Social (and Sociological) Sunday
We just got back from a loverly BBQ at my friend Forte’s. There were plenty of friends, kids, good drink and food. And the weather held—-sun and warm breezes despite the forecast of thunderstorms. It was really very pleasant.
I was rather traditionally feminine today, which felt nice. I wore a very pretty sundress, pulled my hair back in pretty gold combs, put on make-up. I even shaved. I go back and forth over cosmetics and shaving. On the one hand, it feels like a lot of fucking work and I’m annoyed that they feel “required” to be the right kind of feminine. On the other hand, freshly shaved legs and glossy lips do feel awfully good. I do these things very infrequently, and I like that—-it feels like dressing up, like play and it’s freeing to only do them when the mood strikes me. However, because I do them so infrequently, it’s very noticeable when I do it—people comment, sometimes ask why (which I never really know how to answer). It’s not altogether uncomfortable for me. I mean, it’s sort of the point, no? I am generally good at accepting compliments.

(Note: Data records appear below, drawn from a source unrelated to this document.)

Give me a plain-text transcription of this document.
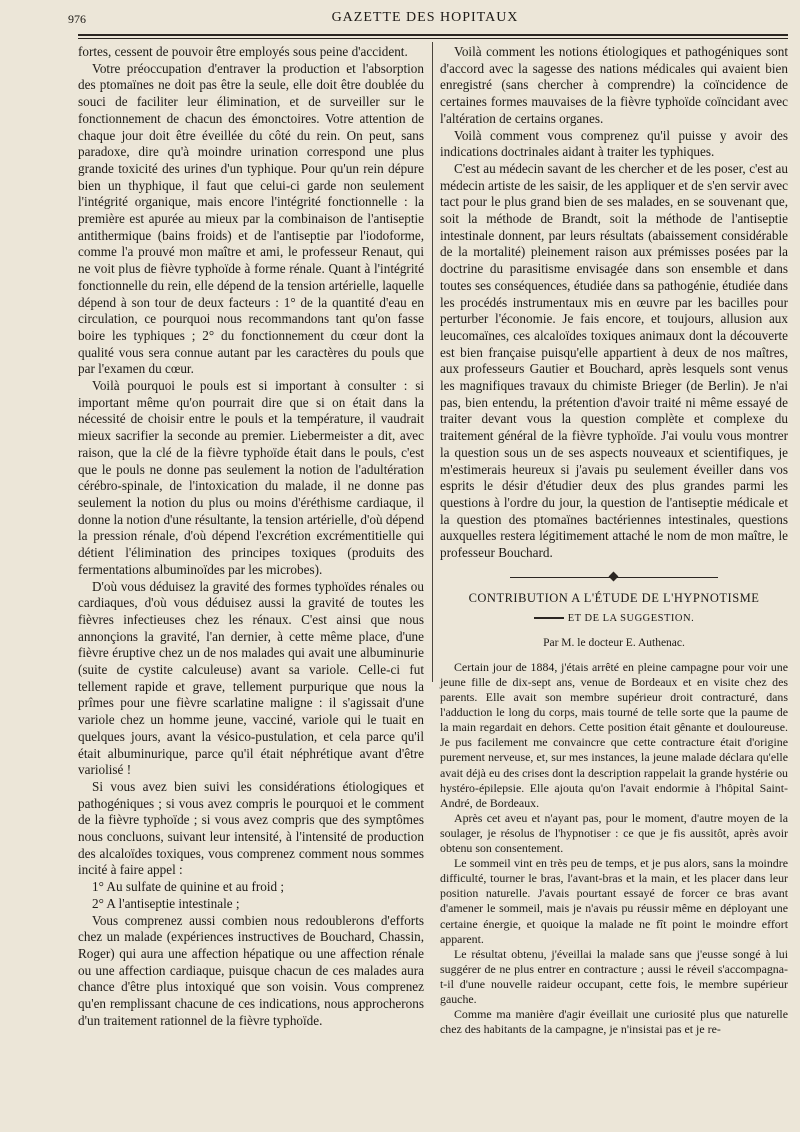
976	GAZETTE DES HOPITAUX

fortes, cessent de pouvoir être employés sous peine d'accident.

Votre préoccupation d'entraver la production et l'absorption des ptomaïnes ne doit pas être la seule, elle doit être doublée du souci de faciliter leur élimination, et de surveiller sur le fonctionnement de chacun des émonctoires. Votre attention de chaque jour doit être éveillée du côté du rein. On peut, sans paradoxe, dire qu'à moindre urination correspond une plus grande toxicité des urines d'un typhique. Pour qu'un rein dépure bien un thyphique, il faut que celui-ci garde non seulement l'intégrité organique, mais encore l'intégrité fonctionnelle : la première est apurée au mieux par la combinaison de l'antiseptie antithermique (bains froids) et de l'antiseptie par l'iodoforme, comme l'a prouvé mon maître et ami, le professeur Renaut, qui ne voit plus de fièvre typhoïde à forme rénale. Quant à l'intégrité fonctionnelle du rein, elle dépend de la tension artérielle, laquelle dépend à son tour de deux facteurs : 1° de la quantité d'eau en circulation, ce pourquoi nous recommandons tant qu'on fasse boire les typhiques ; 2° du fonctionnement du cœur dont la qualité vous sera connue autant par les caractères du pouls que par l'examen du cœur.

Voilà pourquoi le pouls est si important à consulter : si important même qu'on pourrait dire que si on était dans la nécessité de choisir entre le pouls et la température, il vaudrait mieux sacrifier la seconde au premier. Liebermeister a dit, avec raison, que la clé de la fièvre typhoïde était dans le pouls, c'est que le pouls ne donne pas seulement la notion de l'adultération cérébro-spinale, de l'intoxication du malade, il ne donne pas seulement la notion du plus ou moins d'éréthisme cardiaque, il donne la notion d'une résultante, la tension artérielle, d'où dépend la pression rénale, d'où dépend l'excrétion excrémentitielle qui détient l'élimination des principes toxiques (produits des fermentations albuminoïdes par les microbes).

D'où vous déduisez la gravité des formes typhoïdes rénales ou cardiaques, d'où vous déduisez aussi la gravité de toutes les fièvres infectieuses chez les rénaux. C'est ainsi que nous annonçions la gravité, l'an dernier, à cette même place, d'une fièvre éruptive chez un de nos malades qui avait une albuminurie (suite de cystite calculeuse) avant sa variole. Celle-ci fut tellement rapide et grave, tellement purpurique que nous la prîmes pour une fièvre scarlatine maligne : il s'agissait d'une variole chez un homme jeune, vacciné, variole qui le tuait en quelques jours, avant la vésico-pustulation, et cela parce qu'il était albuminurique, parce qu'il était néphrétique avant d'être variolisé !

Si vous avez bien suivi les considérations étiologiques et pathogéniques ; si vous avez compris le pourquoi et le comment de la fièvre typhoïde ; si vous avez compris que des symptômes nous concluons, suivant leur intensité, à l'intensité de production des alcaloïdes toxiques, vous comprenez comment nous sommes incité à faire appel :

1° Au sulfate de quinine et au froid ;

2° A l'antiseptie intestinale ;

Vous comprenez aussi combien nous redoublerons d'efforts chez un malade (expériences instructives de Bouchard, Chassin, Roger) qui aura une affection hépatique ou une affection rénale ou une affection cardiaque, puisque chacun de ces malades aura chance d'être plus intoxiqué que son voisin. Vous comprenez qu'en remplissant chacune de ces indications, nous approcherons d'un traitement rationnel de la fièvre typhoïde.

Voilà comment les notions étiologiques et pathogéniques sont d'accord avec la sagesse des nations médicales qui avaient bien enregistré (sans chercher à comprendre) la coïncidence de certaines formes mauvaises de la fièvre typhoïde coïncidant avec l'altération de certains organes.

Voilà comment vous comprenez qu'il puisse y avoir des indications doctrinales aidant à traiter les typhiques.

C'est au médecin savant de les chercher et de les poser, c'est au médecin artiste de les saisir, de les appliquer et de s'en servir avec tact pour le plus grand bien de ses malades, en se souvenant que, soit la méthode de Brandt, soit la méthode de l'antiseptie intestinale donnent, par leurs résultats (abaissement considérable de la mortalité) pleinement raison aux prémisses posées par la doctrine du parasitisme envisagée dans son ensemble et dans toutes ses conséquences, étudiée dans sa pathogénie, étudiée dans les procédés instrumentaux mis en œuvre par les bacilles pour perturber l'économie. Je fais encore, et toujours, allusion aux leucomaïnes, ces alcaloïdes toxiques animaux dont la découverte est bien française puisqu'elle appartient à deux de nos maîtres, aux professeurs Gautier et Bouchard, après lesquels sont venus les magnifiques travaux du chimiste Brieger (de Berlin). Je n'ai pas, bien entendu, la prétention d'avoir traité ni même essayé de traiter devant vous la question complète et complexe du traitement général de la fièvre typhoïde. J'ai voulu vous montrer la question sous un de ses aspects nouveaux et scientifiques, je m'estimerais heureux si j'avais pu seulement éveiller dans vos esprits le désir d'étudier deux des plus grandes parmi les questions à l'ordre du jour, la question de l'antiseptie médicale et la question des ptomaïnes bactériennes intestinales, questions auxquelles restera légitimement attaché le nom de mon maître, le professeur Bouchard.

CONTRIBUTION A L'ÉTUDE DE L'HYPNOTISME
ET DE LA SUGGESTION.
Par M. le docteur E. Authenac.

Certain jour de 1884, j'étais arrêté en pleine campagne pour voir une jeune fille de dix-sept ans, venue de Bordeaux et en visite chez des parents. Elle avait son membre supérieur droit contracturé, dans l'adduction le long du corps, mais tourné de telle sorte que la paume de la main regardait en dehors. Cette position était gênante et douloureuse. Je pus facilement me convaincre que cette contracture était d'origine purement nerveuse, et, sur mes instances, la jeune malade déclara qu'elle avait déjà eu des crises dont la description rappelait la grande hystérie ou hystéro-épilepsie. Elle ajouta qu'on l'avait endormie à l'hôpital Saint-André, de Bordeaux.

Après cet aveu et n'ayant pas, pour le moment, d'autre moyen de la soulager, je résolus de l'hypnotiser : ce que je fis aussitôt, après avoir obtenu son consentement.

Le sommeil vint en très peu de temps, et je pus alors, sans la moindre difficulté, tourner le bras, l'avant-bras et la main, et les placer dans leur position naturelle. J'avais pourtant essayé de forcer ce bras avant d'amener le sommeil, mais je n'avais pu réussir même en déployant une certaine énergie, et quoique la malade ne fît point le moindre effort apparent.

Le résultat obtenu, j'éveillai la malade sans que j'eusse songé à lui suggérer de ne plus entrer en contracture ; aussi le réveil s'accompagna-t-il d'une nouvelle raideur occupant, cette fois, le membre supérieur gauche.

Comme ma manière d'agir éveillait une curiosité plus que naturelle chez des habitants de la campagne, je n'insistai pas et je re-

And I suppose I’d be annoyed if I went through all the work on altering my appearance only to have no one bat an eye. But it does make me wonder how people see me on my “normal me” days—a slob? unattractive? unfeminine? At the end of the day, I obviously don’t care much either way and I’m happy with my public persona and I’ll keep going the way I’ve been going. I just like to think about these things.
My approach to femininity and appearance are, as always, complicated by being fat. On my worst days, I don’t bother with the conventional trappings of modern Western femininity because I fear people will see me and think “omg, why does she even bother?” And on really high self-esteem days, I get all dolled up as part of my fat positivity stick-it-in-your-face personal politics. I guess most of my days are somewhere in between those two, so I simply don’t bother with too much of the work of striving to traditional standards of womanliness. My normal daily wardrobe is a long full skirt with a low-cut bright colored top and sandals (or boots and tights in cold months). My curly, unruly hair is usually down (more like “out”) with little thought to style or accessories and the only jewelry I wear on a regular basis is my wedding ring. I’m likely to have very chipped polish on my bitten-to-the-quick nails. I do like to try and match my purse to my outfit, or at least not clash (ie, a brown and gold outfit will make me move everything out of my silver/black/purple purse). I don’t even own a pair of heels that I would wear out of the bedroom.
I’ve been avoiding the term “femme” through this post. I think that probably deserves a post of its own.